You must retain documentation of each activity conducted in accordance with paragraph (c)(5)(i)(D)(1) of this section, including a description of the activity, the date on which it was conducted, the findings or results of the activity, any corrective actions taken in response to significant deficiencies identified, and documentation that the activity was conducted by a qualified individual.
Reliance upon performance of activities by other entities. (A) Except as specified in paragraph (c)(5)(ii)(B) of this section, you may rely on supplier verification activities conducted in accordance with paragraph (c)(5)(i) by another entity provided that you review and assess the results of these activities in accordance with paragraph (c)(5)(iii) of this section.
You may not rely on the foreign supplier or employees of the foreign supplier to perform supplier verification activities, except with respect to sampling and testing of food in accordance with paragraph (c)(5)(i)(B) of this section.
Review of results of verification activities. You must promptly review and assess the results of the verification activities that you conduct or obtain documentation of under paragraph (c)(5)(i) of this section, or that are conducted by other entities in accordance with paragraph (c)(5)(ii) of this section. You must document your review and assessment of the results of verification activities.

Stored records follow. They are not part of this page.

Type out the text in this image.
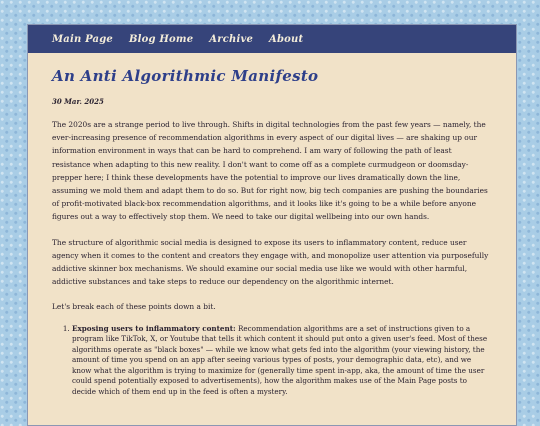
Main Page Blog Home Archive About
An Anti Algorithmic Manifesto
30 Mar. 2025

The 2020s are a strange period to live through. Shifts in digital technologies from the past few years — namely, the ever-increasing presence of recommendation algorithms in every aspect of our digital lives — are shaking up our information environment in ways that can be hard to comprehend. I am wary of following the path of least resistance when adapting to this new reality. I don't want to come off as a complete curmudgeon or doomsday-prepper here; I think these developments have the potential to improve our lives dramatically down the line, assuming we mold them and adapt them to do so. But for right now, big tech companies are pushing the boundaries of profit-motivated black-box recommendation algorithms, and it looks like it's going to be a while before anyone figures out a way to effectively stop them. We need to take our digital wellbeing into our own hands.

The structure of algorithmic social media is designed to expose its users to inflammatory content, reduce user agency when it comes to the content and creators they engage with, and monopolize user attention via purposefully addictive skinner box mechanisms. We should examine our social media use like we would with other harmful, addictive substances and take steps to reduce our dependency on the algorithmic internet.

Let's break each of these points down a bit.

1. Exposing users to inflammatory content: Recommendation algorithms are a set of instructions given to a program like TikTok, X, or Youtube that tells it which content it should put onto a given user's feed. Most of these algorithms operate as "black boxes" — while we know what gets fed into the algorithm (your viewing history, the amount of time you spend on an app after seeing various types of posts, your demographic data, etc), and we know what the algorithm is trying to maximize for (generally time spent in-app, aka, the amount of time the user could spend potentially exposed to advertisements), how the algorithm makes use of the Main Page posts to decide which of them end up in the feed is often a mystery.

If the results show that the foreign supplier is not producing the dietary supplement in accordance with processes and procedures that provide the same level of public health protection as those required under part 111 of this chapter, you must take appropriate action in accordance with § 1.508(a). You are not required to retain documentation of supplier verification activities conducted by other entities, provided that you can obtain the documentation and make it available to FDA in accordance with § 1.510(b).
Independence of qualified individuals conducting verification activities. There must not be any financial conflicts of interest that influence the results of the verification activities set forth in paragraph (c)(5)(i) of this section, and payment must not be related to the results of the activity.